Memories of what happened on 9/11 still sting. The magnitude of lives lost still shocks. And every year families of the victims gather to remember.
"To live with the sense 22 years that he never came home, and he would never be recovered," said Katsimatides. "He was one of 40% of all 9/11 victims that were never recovered by the medical examiner's office. That is a huge thing to live with and I miss him. I miss him a lot."
Throughout the 9/11 ceremony are six moments of silence, when everyone including onlookers, stops to bow their heads, remembering the first plane, then the second, the towers collapsing, the attack on the Pentagon, and Flight 93 crashing.
The difference now, more than two decades, later, is the 341 firefighters who have died from 9/11-caused illnesses, nearly as many who died on the day of the attacks.
"That dust was so fine, it just sat in your skin and went right through, just absorbed right through," said Gormley. "And the number is only going to grow.

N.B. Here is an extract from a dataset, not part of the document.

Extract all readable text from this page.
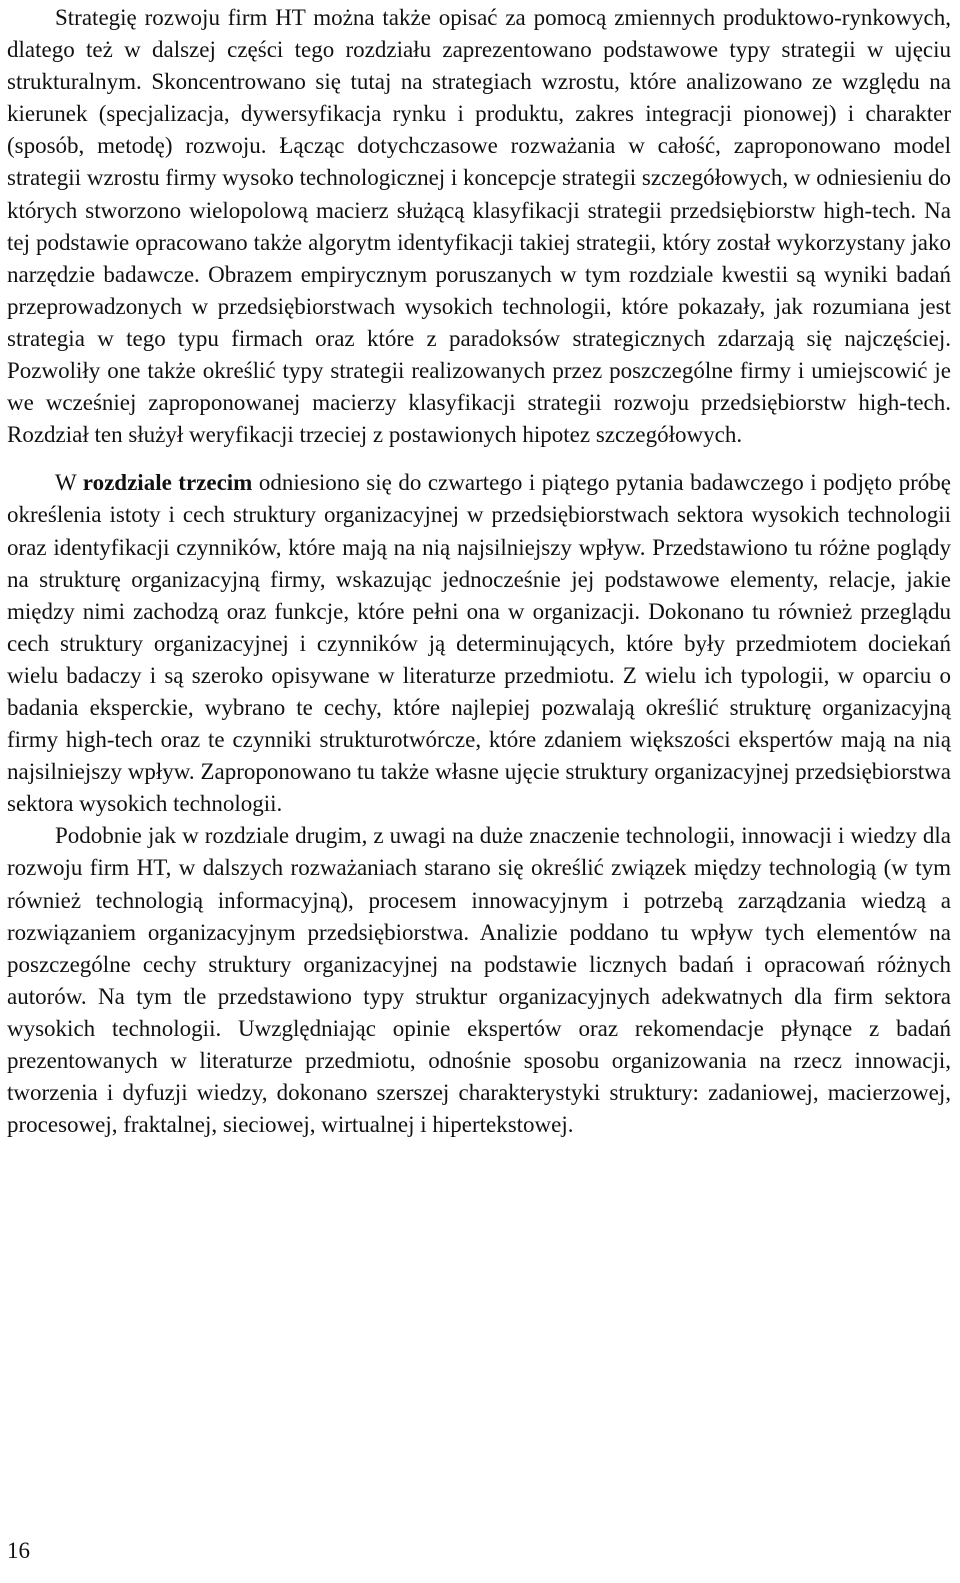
Strategię rozwoju firm HT można także opisać za pomocą zmiennych produktowo-rynkowych, dlatego też w dalszej części tego rozdziału zaprezentowano podstawowe typy strategii w ujęciu strukturalnym. Skoncentrowano się tutaj na strategiach wzrostu, które analizowano ze względu na kierunek (specjalizacja, dywersyfikacja rynku i produktu, zakres integracji pionowej) i charakter (sposób, metodę) rozwoju. Łącząc dotychczasowe rozważania w całość, zaproponowano model strategii wzrostu firmy wysoko technologicznej i koncepcje strategii szczegółowych, w odniesieniu do których stworzono wielopolową macierz służącą klasyfikacji strategii przedsiębiorstw high-tech. Na tej podstawie opracowano także algorytm identyfikacji takiej strategii, który został wykorzystany jako narzędzie badawcze. Obrazem empirycznym poruszanych w tym rozdziale kwestii są wyniki badań przeprowadzonych w przedsiębiorstwach wysokich technologii, które pokazały, jak rozumiana jest strategia w tego typu firmach oraz które z paradoksów strategicznych zdarzają się najczęściej. Pozwoliły one także określić typy strategii realizowanych przez poszczególne firmy i umiejscowić je we wcześniej zaproponowanej macierzy klasyfikacji strategii rozwoju przedsiębiorstw high-tech. Rozdział ten służył weryfikacji trzeciej z postawionych hipotez szczegółowych.

W rozdziale trzecim odniesiono się do czwartego i piątego pytania badawczego i podjęto próbę określenia istoty i cech struktury organizacyjnej w przedsiębiorstwach sektora wysokich technologii oraz identyfikacji czynników, które mają na nią najsilniejszy wpływ. Przedstawiono tu różne poglądy na strukturę organizacyjną firmy, wskazując jednocześnie jej podstawowe elementy, relacje, jakie między nimi zachodzą oraz funkcje, które pełni ona w organizacji. Dokonano tu również przeglądu cech struktury organizacyjnej i czynników ją determinujących, które były przedmiotem dociekań wielu badaczy i są szeroko opisywane w literaturze przedmiotu. Z wielu ich typologii, w oparciu o badania eksperckie, wybrano te cechy, które najlepiej pozwalają określić strukturę organizacyjną firmy high-tech oraz te czynniki strukturotwórcze, które zdaniem większości ekspertów mają na nią najsilniejszy wpływ. Zaproponowano tu także własne ujęcie struktury organizacyjnej przedsiębiorstwa sektora wysokich technologii.

Podobnie jak w rozdziale drugim, z uwagi na duże znaczenie technologii, innowacji i wiedzy dla rozwoju firm HT, w dalszych rozważaniach starano się określić związek między technologią (w tym również technologią informacyjną), procesem innowacyjnym i potrzebą zarządzania wiedzą a rozwiązaniem organizacyjnym przedsiębiorstwa. Analizie poddano tu wpływ tych elementów na poszczególne cechy struktury organizacyjnej na podstawie licznych badań i opracowań różnych autorów. Na tym tle przedstawiono typy struktur organizacyjnych adekwatnych dla firm sektora wysokich technologii. Uwzględniając opinie ekspertów oraz rekomendacje płynące z badań prezentowanych w literaturze przedmiotu, odnośnie sposobu organizowania na rzecz innowacji, tworzenia i dyfuzji wiedzy, dokonano szerszej charakterystyki struktury: zadaniowej, macierzowej, procesowej, fraktalnej, sieciowej, wirtualnej i hipertekstowej.

16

It’s not going to go down."
It’s why after so many years, thousands of people are willing to stand for hours in the rain, listening to the names remembering and reflecting on how the worst terrorist attack on u.s. so should still continues to haunt them to this very day.
"People say never forget all the time, and it has a tendency to sound cliché," Gormley said. "But in this case with 9/11, it’s not because people are dying every single day."
The families of the victims ask for one thing: For you to take time out of your busy schedule and come down to the memorial, visit the museum and make sure the younger generations never forget what was done to this country 22 years ago.